The Warriors opened up leads of 17-4 and 27-10, forcing the Pelicans to call a second timeout with 4:06 left in the first quarter.

“It just got the energy right to start the game,” Curry said. “We took advantage of it and got the momentum on our side. We were able to set the right tone to bounce back after that terrible Game 3.”

In roughly 18 minutes together, the starting five posted a preposterously stingy 66.5 defensive rating and a whopping 130.1 offensive rating.

Moreover, they generated the momentum that allowed the Warriors to finish with an 83.5 defensive rating for the game as a whole.

“Yeah, I mean just the experience, that guys have been there before,” Durant explained. “Just an IQ for the game.

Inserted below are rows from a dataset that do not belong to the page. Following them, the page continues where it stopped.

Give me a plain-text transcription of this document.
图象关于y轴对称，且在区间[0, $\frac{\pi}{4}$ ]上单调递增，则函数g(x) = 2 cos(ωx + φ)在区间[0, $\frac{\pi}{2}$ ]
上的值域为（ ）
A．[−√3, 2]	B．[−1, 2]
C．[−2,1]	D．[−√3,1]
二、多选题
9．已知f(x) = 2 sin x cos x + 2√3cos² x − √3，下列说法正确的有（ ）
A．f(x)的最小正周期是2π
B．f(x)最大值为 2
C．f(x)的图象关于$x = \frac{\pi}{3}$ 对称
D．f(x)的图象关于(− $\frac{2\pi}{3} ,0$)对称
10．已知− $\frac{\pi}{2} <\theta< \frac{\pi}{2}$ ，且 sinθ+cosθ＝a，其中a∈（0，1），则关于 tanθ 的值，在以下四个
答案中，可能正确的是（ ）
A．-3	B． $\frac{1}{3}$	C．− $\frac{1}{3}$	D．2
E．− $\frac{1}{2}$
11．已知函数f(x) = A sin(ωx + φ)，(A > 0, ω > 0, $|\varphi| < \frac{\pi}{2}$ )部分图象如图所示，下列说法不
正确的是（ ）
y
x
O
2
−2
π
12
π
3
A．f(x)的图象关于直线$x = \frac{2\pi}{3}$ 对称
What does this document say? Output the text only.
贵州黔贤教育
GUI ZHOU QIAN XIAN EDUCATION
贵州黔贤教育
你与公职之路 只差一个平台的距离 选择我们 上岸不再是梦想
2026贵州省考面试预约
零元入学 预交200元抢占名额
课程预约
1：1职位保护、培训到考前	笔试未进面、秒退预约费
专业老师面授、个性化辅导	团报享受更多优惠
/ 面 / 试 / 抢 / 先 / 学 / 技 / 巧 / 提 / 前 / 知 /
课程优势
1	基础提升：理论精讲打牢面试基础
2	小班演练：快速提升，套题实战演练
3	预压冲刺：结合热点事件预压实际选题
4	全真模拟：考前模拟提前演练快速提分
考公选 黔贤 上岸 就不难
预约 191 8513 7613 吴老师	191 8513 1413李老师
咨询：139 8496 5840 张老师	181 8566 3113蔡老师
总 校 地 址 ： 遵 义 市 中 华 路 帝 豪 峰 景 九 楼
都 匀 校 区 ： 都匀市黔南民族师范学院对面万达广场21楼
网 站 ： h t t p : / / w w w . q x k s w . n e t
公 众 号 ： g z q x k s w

You know you got most of the guys that can penetrate and make plays. It’s good for scorers like Klay, Steph and myself. You know Andre and Draymond do all the utilities stuff like driving to the rim, getting stops, getting rebounds, and you know they were knocking down shots when they got the opportunity to shoot ‘em.

“We played off each other well. We’re going to need it even more at home for Game 5.”

Durant poured in a game-high 38 points, on 15-of-27 shooting from the field, and also grabbed nine rebounds. Curry scored 23 points and Thompson had 13, along with seven rebounds.

Green totaled only 6 points, but added nine rebounds, nine assists, four steals and two blocked shots.

Every member of the starting lineup posted an impressive plus-minus number, from Curry’s plus-21 to Green’s plus-28.

“Anytime we’ve been in any danger over the years, we’ve sort of gone to this lineup,” Kerr said. “Whether it’s as the starting group or extra minutes, and obviously the lineup worked or whatever.

“But it’s not about the lineup. It’s really not. It’s about how hard guys play and how focused they are. The effort on both ends tonight was night and day from Game 3, and I thought our guys were just dialed in.”

They’ll be back on Tuesday night, signaling an end to games in which Nick Young or JaVale McGee are in the starting lineup, surely for the remainder of this series and perhaps, presuming the Warriors advance, into the next series.